This film is light years ahead. Merging animation, puppetry, a Harry Styles song, a science teacher and a friendly alien, Ryan Gosling and Directors Lord and Miller use their imagination to reach new heights in space that’s both serious and funny. Gosling is a serious hearthrob, but down to Earth delivering comedy, too.
It took 6 years for this film to be made. Gosling got the script based on the book by Andy Weir (The Martian) at the beginning of COVID and thought, this is so complicated it too hard to be made, period. But when the creative team of Phil Lord and Christopher Miller (Spider-Man Into the Spider Verse, Lego Land, 21 and 22 Jump Street), were brought on to direct, they had the cred with success in animation and live action comedy to make it possible and they took the challenge. So did Drew Goddard who wrote the script. No easy task when communication plays such a big part in the characterizations and you’re asking the audience to go along for the ride.

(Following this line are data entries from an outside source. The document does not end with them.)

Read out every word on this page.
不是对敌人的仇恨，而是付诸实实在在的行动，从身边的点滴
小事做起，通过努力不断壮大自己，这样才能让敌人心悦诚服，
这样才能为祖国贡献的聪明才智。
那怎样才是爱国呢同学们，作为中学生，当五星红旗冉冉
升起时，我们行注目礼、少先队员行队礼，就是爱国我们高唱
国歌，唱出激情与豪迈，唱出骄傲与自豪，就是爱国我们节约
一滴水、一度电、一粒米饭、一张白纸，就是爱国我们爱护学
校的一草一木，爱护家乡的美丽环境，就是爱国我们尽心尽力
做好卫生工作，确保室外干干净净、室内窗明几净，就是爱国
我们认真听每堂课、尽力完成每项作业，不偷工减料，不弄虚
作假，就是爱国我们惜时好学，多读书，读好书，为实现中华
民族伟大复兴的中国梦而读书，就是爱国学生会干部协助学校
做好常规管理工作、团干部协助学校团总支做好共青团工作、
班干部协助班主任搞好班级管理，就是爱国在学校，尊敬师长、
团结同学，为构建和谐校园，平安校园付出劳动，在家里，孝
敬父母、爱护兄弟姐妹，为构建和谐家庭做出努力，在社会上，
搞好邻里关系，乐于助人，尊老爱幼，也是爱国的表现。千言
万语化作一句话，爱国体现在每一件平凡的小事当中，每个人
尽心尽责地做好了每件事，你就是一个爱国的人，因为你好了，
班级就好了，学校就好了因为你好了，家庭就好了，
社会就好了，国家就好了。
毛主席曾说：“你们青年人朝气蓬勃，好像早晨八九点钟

Ryland Grace (Gosling) is not your average Middle School Science Teacher. He had become a laughing stock in the scientific community for his theories on alien life forms. But that’s exactly what drew the attention of Eva Stratt (Sandra Hűller), the head of a task force trying to save the world from an alien life form that was drain energy from the stars, with one exception. Stratt drafts Grace who is space science savvy to go on a mission to find out how to save the world. Only he doesn’t want to go. He’s perfectly happy to be a science teacher. Even Ryan Gosling wasn’t sure he could do the role, but even though Ryan didn’t believe in himself, Hűller believed in him all the way.
All of a sudden, he wakes up in space years later, finding that he’s the only live crew member left. Panic sets in, as he’s alone in space with no recollection of how he got there. His memory is compromised until, little by little, he begins to put the pieces back together remembering a flashback to prior meetings with Stratt’s staff, that includes a Karaoke night. This is where Sarah Hűller shines. After Gosling heard her singing to herself from her dressing room, he insisted she sing in the movie! And Hūller picked the song, “Sign of the Times” by Harry Styles and makes it her own.
Grace freaks out having to spend a lot of time alone on this space ship. Once Grace is in space, he has to learn whatever he can to complete the mission. It’s a learning curve he’s very tentative about from the very start.
Gosling was getting pretty lonely for the first 100 days by himself. There was no one to act as a scene partner for the scenes on the ship and he let his directors know. Lord, always equipped with duct tape, pulled out a mop and created Moppy Ringwald for Gosling to happily play off of in the movie until the real alien came on the scene. And that’s when the magic happens.



Miller and Lord worked with award-winning puppeteer and voice actor, James Ortiz to create Rocky, a five-legged spider-like, non-humanoid life form and he’s also the voice of the clunky alien. They had no way of communicating and frustrated, Grace uses his computer tech-spertise to devise a translator that enables communication. Their conversations from then on surprise as they develop a friendship and Miller and Lord make this character endearingly irresistible. It is Miller and Lord’ s ingenious imagination that created Rocky for this adventure.
Project Hail Mary! may show up on Best Movie lists being compared with ET and Close Encounters of the Third Kind. At more than 2 and half hours, Miller and Lord play the long game, but Gosling with Rocky make this fun other worldy buddy film, a touchdown.